Amrabat bouleverse le mercato hivernal du Betis : opération en Hollande et incertitudes sur le visage du milieu
20 janvier 2026
Contexte et diagnostic
Le Real Betis a annoncé lundi, juste après la Coupe d’Afrique des Nations, via ses canaux internes, que Sofyan Amrabat souffre encore d’une douleur à la cheville suite à l’impact violent avec Isco fin novembre. Le club précise que l’action médicale coordonnée avec le Maroc et avec Fenerbahçe prévoit une suite opératoire nécessaire.
Le joueur subira une arthroscopie de la cheville en Hollande à la fin de la semaine, ce qui l’écartera des terrains pendant plusieurs semaines, peut-être des mois.
Le choix thérapeutique retenu pour le milieu est identique à celui qu’avait connu Isco Alarcón, mais avec une différence majeure: plus de trois semaines se sont écoulées entre la décision d’opérer Isco fin décembre et le moment où Amrabat sera opéré. Ce retard est dû à sa participation à la CAN jusqu’à la finale, durant laquelle il a tenté de revenir sans succès, ne disputant finalement que deux matches de la phase de groupes et révélant une blessure plus grave que prévu.

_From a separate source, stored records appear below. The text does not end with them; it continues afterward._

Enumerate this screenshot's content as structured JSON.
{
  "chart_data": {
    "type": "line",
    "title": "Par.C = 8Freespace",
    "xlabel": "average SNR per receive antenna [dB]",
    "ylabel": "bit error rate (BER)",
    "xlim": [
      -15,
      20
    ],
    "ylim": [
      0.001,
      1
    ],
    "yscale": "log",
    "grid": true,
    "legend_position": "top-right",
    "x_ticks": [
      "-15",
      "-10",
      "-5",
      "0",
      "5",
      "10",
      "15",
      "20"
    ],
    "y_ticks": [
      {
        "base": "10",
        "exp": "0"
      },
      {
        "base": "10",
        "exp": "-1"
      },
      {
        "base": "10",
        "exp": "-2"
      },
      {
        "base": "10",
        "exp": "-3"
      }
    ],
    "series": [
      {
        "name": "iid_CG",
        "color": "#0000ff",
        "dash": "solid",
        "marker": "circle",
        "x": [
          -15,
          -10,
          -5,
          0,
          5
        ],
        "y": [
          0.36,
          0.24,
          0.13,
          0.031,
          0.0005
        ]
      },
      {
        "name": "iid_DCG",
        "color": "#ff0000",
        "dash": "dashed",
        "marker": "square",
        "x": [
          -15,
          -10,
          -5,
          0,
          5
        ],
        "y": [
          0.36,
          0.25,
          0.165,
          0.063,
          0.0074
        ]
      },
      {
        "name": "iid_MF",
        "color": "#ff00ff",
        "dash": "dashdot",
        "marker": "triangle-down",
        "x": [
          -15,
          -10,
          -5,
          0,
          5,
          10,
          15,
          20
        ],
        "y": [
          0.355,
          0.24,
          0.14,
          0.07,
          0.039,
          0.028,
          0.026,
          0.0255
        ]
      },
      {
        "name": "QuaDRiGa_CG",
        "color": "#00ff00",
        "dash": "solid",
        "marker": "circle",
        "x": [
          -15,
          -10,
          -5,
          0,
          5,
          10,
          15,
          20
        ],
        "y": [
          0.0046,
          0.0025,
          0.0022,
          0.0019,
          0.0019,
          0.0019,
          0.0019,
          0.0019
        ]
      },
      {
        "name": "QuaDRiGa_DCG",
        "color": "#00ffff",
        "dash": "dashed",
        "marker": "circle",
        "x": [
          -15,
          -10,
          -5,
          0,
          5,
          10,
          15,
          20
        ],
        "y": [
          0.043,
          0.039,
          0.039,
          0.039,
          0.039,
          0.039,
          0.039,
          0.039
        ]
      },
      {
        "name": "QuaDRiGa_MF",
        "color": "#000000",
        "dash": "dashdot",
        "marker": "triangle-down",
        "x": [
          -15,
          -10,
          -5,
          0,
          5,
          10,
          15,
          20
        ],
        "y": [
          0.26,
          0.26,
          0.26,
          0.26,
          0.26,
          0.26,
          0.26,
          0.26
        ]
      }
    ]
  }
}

Dans le cas d’Isco, l’option conservatrice utilisant des facteurs de croissance pour éviter la chirurgie a été écartée peu après le début du traitement. Pour Amrabat, cette semaine lancera le parcours thérapeutique, et Betis perdra non seulement un élément clé du milieu pendant de longues semaines, mais verra aussi ses plans de mercato hivernal minés par cette absence.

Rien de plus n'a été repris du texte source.